2. LA INVESTIGACIÓN Y LA TECNOLOGÍA, NECESARIAS PARA LA SEGURIDAD

La tecnología desempeña un papel clave a la hora de hacer frente a los nuevos retos en materia de seguridad. Europa tiene potencial para investigar, desarrollar y aplicar una amplia gama de tecnologías de seguridad. Sin embargo, para enfrentarse a las muy diversas y nuevas amenazas, debe superar las actuales deficiencias estructurales y funcionales: reducir la fragmentación y la duplicación de esfuerzos, incrementar la cooperación y hacer posible la normalización y la interoperabilidad.

En Europa se ha dado durante mucho tiempo una separación tajante entre la investigación para fines civiles y la investigación para fines de defensa. Pero hoy día existen muchas tecnologías que son «de doble uso»: resultados civiles que potencian la capacidad de defensa, resultados conseguidos en principio para la defensa que permiten obtener importantes innnovaciones y beneficios para la vida cotidiana del ciudadano. Además, el terrorismo ha hecho que la línea divisoria entre la seguridad interior (de orientación policial) y la exterior (militar) quede difuminada. En consecuencia, es necesario superar ahora esta separación.

En su Comunicación[2] de marzo de 2003 sobre una política de la UE en materia de equipos de defensa, la Comisión subrayó la necesidad de contar con una base industrial competitiva para sostener la Política Europea de Seguridad y Defensa (PESD): como corolario, esto implica una mejor coordinación a nivel europeo en la que se pueda producir una consolidación de las diversas acciones de tipo político, económico, industrial y regulador. De la misma manera, la Política Exterior y de Seguridad Común (PESC), que apoya las acciones e intervenciones humanitarias en nombre de la Unión Europea, depende y seguirá dependiendo de la disponibilidad de tecnologías avanzadas para que las acciones emprendidas alcancen la máxima eficiencia.

Un programa de investigación sobre seguridad coherente a nivel de la Unión Europea puede añadir un valor significativo a la utilización óptima de una industria altamente competente. Esta investigación debe estar guiada por la capacidad y estar orientada al desarrollo de sistemas, productos y servicios interoperables de utilidad para la protección de los ciudadanos, el territorio y las infraestructuras críticas de Europa, así como para las actividades de mantenimiento de la paz.
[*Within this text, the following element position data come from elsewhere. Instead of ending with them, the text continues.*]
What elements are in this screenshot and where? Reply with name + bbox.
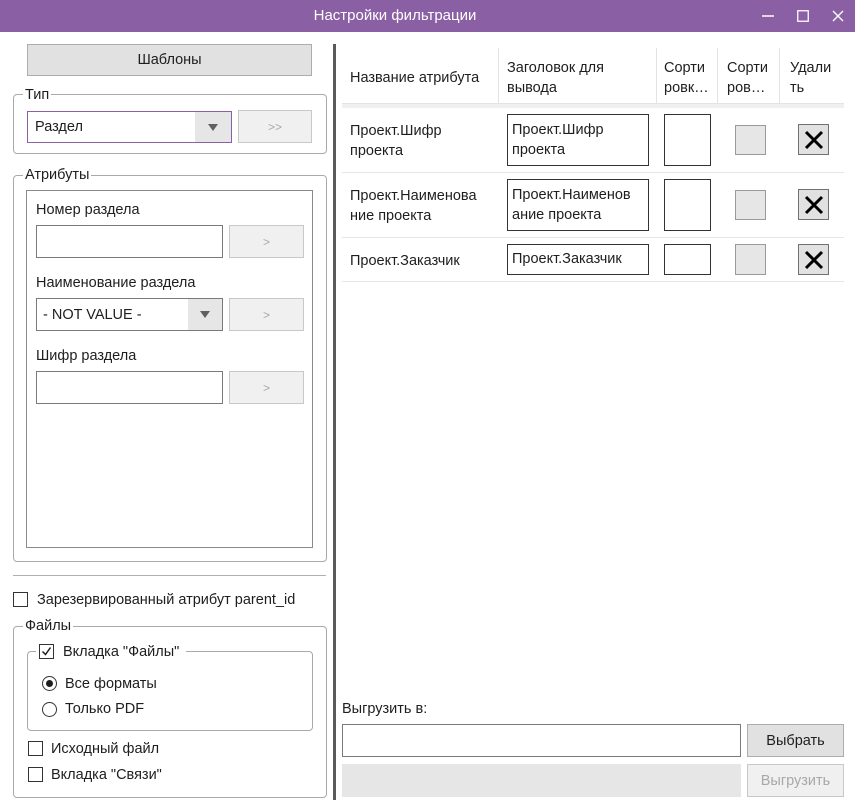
section-number-label: Номер раздела	[36, 202, 140, 218]
attributes-group-legend: Атрибуты	[23, 167, 92, 183]
all-formats-label: Все форматы	[65, 676, 157, 692]
chevron-down-icon	[188, 299, 222, 330]
row-attribute-name: Проект.Шифр проекта	[350, 123, 442, 159]
row-sort-checkbox[interactable]	[735, 244, 766, 275]
chevron-down-icon	[195, 112, 231, 142]
row-attribute-name: Проект.Заказчик	[350, 253, 460, 269]
column-header-sort-2[interactable]: Сорти ров…	[727, 58, 768, 98]
row-divider	[342, 237, 844, 238]
maximize-icon[interactable]	[785, 0, 821, 32]
all-formats-radio[interactable]	[42, 676, 57, 691]
row-divider	[342, 281, 844, 282]
header-divider	[656, 48, 657, 104]
row-delete-button[interactable]	[798, 189, 829, 220]
source-file-label: Исходный файл	[51, 741, 160, 757]
row-sort-checkbox[interactable]	[735, 190, 766, 220]
choose-button[interactable]: Выбрать	[747, 724, 844, 757]
header-divider	[717, 48, 718, 104]
templates-button[interactable]: Шаблоны	[27, 44, 312, 76]
row-divider	[342, 172, 844, 173]
close-icon[interactable]	[820, 0, 855, 32]
reserved-attribute-label: Зарезервированный атрибут parent_id	[37, 592, 296, 608]
header-shadow	[342, 104, 844, 108]
section-name-select[interactable]: - NOT VALUE -	[36, 298, 223, 331]
export-to-label: Выгрузить в:	[342, 701, 428, 717]
row-delete-button[interactable]	[798, 124, 829, 155]
section-code-label: Шифр раздела	[36, 348, 137, 364]
row-sort-checkbox[interactable]	[735, 125, 766, 155]
column-header-output-title[interactable]: Заголовок для вывода	[507, 58, 604, 98]
row-sort-input[interactable]	[664, 179, 711, 231]
header-divider	[498, 48, 499, 104]
column-header-delete[interactable]: Удали ть	[790, 58, 831, 98]
section-name-select-value: - NOT VALUE -	[43, 306, 142, 323]
type-group-legend: Тип	[23, 87, 52, 103]
section-name-label: Наименование раздела	[36, 275, 196, 291]
row-sort-input[interactable]	[664, 114, 711, 166]
row-attribute-name: Проект.Наименова ние проекта	[350, 188, 477, 224]
type-apply-button[interactable]: >>	[238, 110, 312, 143]
row-output-title-input[interactable]: Проект.Заказчик	[507, 244, 649, 275]
row-delete-button[interactable]	[798, 244, 829, 275]
section-code-apply-button[interactable]: >	[229, 371, 304, 404]
delete-x-icon	[804, 250, 823, 269]
row-output-title-input[interactable]: Проект.Наименов ание проекта	[507, 179, 649, 231]
export-button[interactable]: Выгрузить	[747, 764, 844, 797]
window-title: Настройки фильтрации	[313, 7, 477, 24]
type-select-value: Раздел	[35, 119, 83, 135]
source-file-checkbox[interactable]	[28, 741, 43, 756]
row-sort-input[interactable]	[664, 244, 711, 275]
links-tab-label: Вкладка "Связи"	[51, 767, 162, 783]
header-divider	[779, 48, 780, 104]
left-divider	[13, 575, 326, 576]
delete-x-icon	[804, 130, 823, 149]
export-path-input[interactable]	[342, 724, 741, 757]
files-tab-checkbox[interactable]	[39, 644, 54, 659]
section-name-apply-button[interactable]: >	[229, 298, 304, 331]
type-select[interactable]: Раздел	[27, 111, 232, 143]
files-tab-label: Вкладка "Файлы"	[63, 644, 180, 660]
title-bar: Настройки фильтрации	[0, 0, 855, 32]
delete-x-icon	[804, 195, 823, 214]
links-tab-checkbox[interactable]	[28, 767, 43, 782]
files-group-legend: Файлы	[23, 618, 74, 634]
radio-dot-icon	[46, 680, 53, 687]
export-progress-bar	[342, 764, 741, 797]
column-header-attribute-name[interactable]: Название атрибута	[350, 68, 479, 88]
section-code-input[interactable]	[36, 371, 223, 404]
checkmark-icon	[41, 647, 52, 656]
section-number-apply-button[interactable]: >	[229, 225, 304, 258]
row-output-title-input[interactable]: Проект.Шифр проекта	[507, 114, 649, 166]
column-header-sort-1[interactable]: Сорти ровк…	[664, 58, 709, 98]
pdf-only-radio[interactable]	[42, 702, 57, 717]
minimize-icon[interactable]	[750, 0, 786, 32]
pdf-only-label: Только PDF	[65, 701, 145, 717]
panel-splitter[interactable]	[333, 44, 336, 800]
section-number-input[interactable]	[36, 225, 223, 258]
reserved-attribute-checkbox[interactable]	[13, 592, 28, 607]
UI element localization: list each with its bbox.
La seguridad constituye asimismo un requisito previo para el buen funcionamiento de servicios europeos clave tales como el transporte o el abastecimiento de energía; la investigación debe desempeñar un papel importante para garantizar un alto nivel de protección.

Cualquier iniciativa europea relacionada con la investigación sobre seguridad debe respetar los valores de la Unión en relación con los derechos individuales, la democracia, la ética y las libertades. Es necesario encontrar un equilibrio entre la vigilancia y el control que permitan minimizar el impacto potencial de la acción terrorista y el respeto de los derechos humanos, la privacidad, la cohesión social y comunitaria y la satisfactoria integración de los colectivos minoritarios. El progreso tecnológico debe ir acompañado de la formulación de políticas, y una política comunitaria vigorosa en materia de desarrollo tecnológico para la seguridad puede favorecer la calidad de la legislación y de otras iniciativas políticas.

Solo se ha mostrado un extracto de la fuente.